Example Why It's So Hard For Speculators to Control Prices

In this screen capture, I am showing the data window (at the right side) for a 3 minute candle for the DTO ETN. DTO is the new Powershares/Deutsche Bank Double Short of crude oil. This fund is growing very rapidly, and will soon begin to rival the famous USO (long crude oil) ETF that has been around for years.

Needless to say, the price of crude oil has dropped significantly in the past couple of days. However, this candle makes the point very powerfully how difficult it is even for large funds to affect the crude oil market.
Note in this data window the UP volume purchased within this 3 minute period. Since this is an inverse fund, the up volume represents selling (shorting) of crude oil. The previous ten candles had combined total volume of less than 100,000 shares (for ETNs, I believe they use the term "notes" rather than shares). This one 3-minute candle had UP volume -- selling crude oil -- of 506,700 shares! More than half a million shares selling crude oil short within 3 minutes! That is unbelievable volume! And yet, with about a 50:1 ratio of buying to selling on that candle, the price moved down (so crude moved higher) within 5 minutes! Even the huge USO fund (the largest -- so far -- of the crude oil ETFs) had volume at that same moment in time of only about 300,000 shares, and 200,000 of those shares were also selling crude oil, adding even greater volume to the crude selling.

And what was the result of all that buying (shorting of crude oil) in this ETN? The price of the ETN moved down. In other words, all that shorting of crude oil and the price of crude oil went HIGHER, because the value of the ETN notes immediately went DOWN. The two largest crude oil funds sold more than 700,000 shares/notes of crude oil in 3 minutes, and the price of crude oil rose instead!
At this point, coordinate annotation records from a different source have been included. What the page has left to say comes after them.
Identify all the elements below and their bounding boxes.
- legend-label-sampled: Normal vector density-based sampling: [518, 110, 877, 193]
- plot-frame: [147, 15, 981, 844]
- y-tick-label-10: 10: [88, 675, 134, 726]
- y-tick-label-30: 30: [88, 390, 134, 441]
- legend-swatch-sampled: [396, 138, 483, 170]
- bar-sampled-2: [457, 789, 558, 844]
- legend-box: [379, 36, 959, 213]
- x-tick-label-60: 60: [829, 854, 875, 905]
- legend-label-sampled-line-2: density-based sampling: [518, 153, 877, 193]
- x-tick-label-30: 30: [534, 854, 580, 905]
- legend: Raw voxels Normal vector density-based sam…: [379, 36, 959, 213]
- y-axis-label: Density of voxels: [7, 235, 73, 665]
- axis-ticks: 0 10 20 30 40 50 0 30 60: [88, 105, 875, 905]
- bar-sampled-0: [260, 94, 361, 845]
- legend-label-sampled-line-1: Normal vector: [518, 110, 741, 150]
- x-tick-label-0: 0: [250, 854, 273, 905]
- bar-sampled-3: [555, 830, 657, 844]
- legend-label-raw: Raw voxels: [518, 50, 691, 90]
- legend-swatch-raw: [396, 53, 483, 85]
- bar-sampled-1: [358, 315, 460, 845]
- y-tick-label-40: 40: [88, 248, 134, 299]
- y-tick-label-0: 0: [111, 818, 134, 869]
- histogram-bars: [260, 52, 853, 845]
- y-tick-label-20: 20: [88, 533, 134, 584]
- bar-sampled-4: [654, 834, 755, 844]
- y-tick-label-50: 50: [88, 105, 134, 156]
One of the reasons for this is that despite heavy buying or selling by one very large fund, the effect of that buying or selling is very short-term in its consequences, lasting just a few moments. No matter what the size of a fund's order, it still only counts for just ONE order to buy or sell crude oil. As soon as that fund stops buying or selling, the effect dissipates almost immediately.
The second screen capture (above) shows the volume for the small green candle immediately following the small (red) one I discussed above with more than 500,000 volume (this original candle still is shown with the green arrow in this screen capture). This new candle (the one after the green arrow) shows a more normal volume of only 2800 shares (both up and down combined). It also showed prices move marginally higher (crude slightly lower). These 2800 shares had about the same impact as the 500,000 from the previous candle!
The third screen capture (above) shows the volume for the first long red candle that sends prices lower. This is the 3rd candle following the original one where the green arrow appears. It shows volume of 4200 notes, including 2700 being sold. Remember that since this is an inverse ETN, when the price of the ETN goes down, the price of oil goes up! Thus, less than 10 minutes after someone shorted oil to the tune of 500,000 shares in this large ETN, prices moved substantially against the position just purchased, and the price of crude oil moved higher! If you shorted oil, that would be a painful lesson.
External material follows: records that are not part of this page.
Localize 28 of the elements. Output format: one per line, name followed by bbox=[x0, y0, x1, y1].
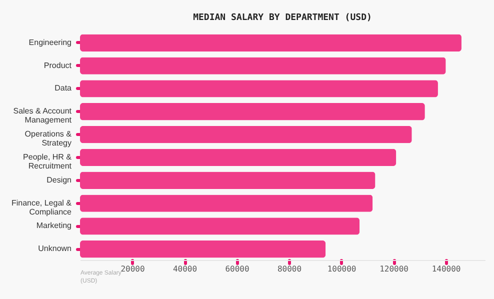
bar bbox=[80, 57, 446, 74]
y-tick-label: Finance, Legal & Compliance bbox=[11, 198, 72, 216]
y-tick-label: Sales & Account Management bbox=[13, 106, 72, 125]
x-tick-label: 60000 bbox=[225, 264, 250, 274]
chart-title: MEDIAN SALARY BY DEPARTMENT (USD) bbox=[193, 13, 372, 23]
y-tick-label: Unknown bbox=[38, 244, 72, 254]
y-tick-label: Data bbox=[54, 84, 72, 93]
bar bbox=[80, 126, 412, 144]
x-tick-label: 140000 bbox=[432, 264, 461, 274]
y-tick-label: Engineering bbox=[28, 38, 72, 47]
y-tick-label: Product bbox=[44, 60, 72, 70]
x-tick-label: 80000 bbox=[277, 264, 302, 274]
y-tick-label: Marketing bbox=[36, 221, 72, 230]
bar bbox=[80, 218, 360, 235]
bar bbox=[80, 80, 438, 98]
y-tick-label: People, HR & Recruitment bbox=[23, 152, 72, 170]
bar bbox=[80, 194, 373, 212]
bar bbox=[80, 240, 326, 258]
x-tick-label: 20000 bbox=[120, 264, 145, 274]
y-tick-label: Design bbox=[46, 175, 72, 184]
y-tick-label: Operations & Strategy bbox=[24, 130, 72, 148]
x-tick-label: 120000 bbox=[380, 264, 409, 274]
bar bbox=[80, 34, 462, 52]
x-tick-label: 40000 bbox=[172, 264, 198, 274]
bar bbox=[80, 172, 376, 189]
x-tick-label: 100000 bbox=[327, 264, 356, 274]
bar bbox=[80, 148, 396, 166]
bar bbox=[80, 103, 425, 120]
Thus, even a very large fund buying crude oil in massive volumes can be easily offset by just a few small traders selling smaller volumes at the same time. In the example above, the effect of the 500,000 notes that were selling crude oil were quickly nullified by the few thousand (2700 in this last candle) that were buying crude oil. This must be very frustrating for large funds to know that small investors and traders can have almost as much impact on the market as they can, offsetting all that buying and selling of the big funds with much smaller trades that have just as much impact.

The point of all this is simply to underscore how incredibly difficult it is for one person, a group -- or even a very large fund or investment bank -- to drive the price of crude oil higher. Speculators simply don't have the kind of power to drive prices that is sometimes attributed to them.

Congress should wake up and learn the lesson the market is trying to send them. It's is a very silly argument (suggesting that speculators drive prices higher) once the facts are known! Congress needs to acknowledge that it is -- at least in part -- bad policy that is affecting the supply and demand for crude oil worldwide, and the blame needs to begin where that policy starts -- in Congress' own house -- right at home. Until that changes, the fundamental reasons for high fuel prices will stay the same, and prices will likely remain elevated.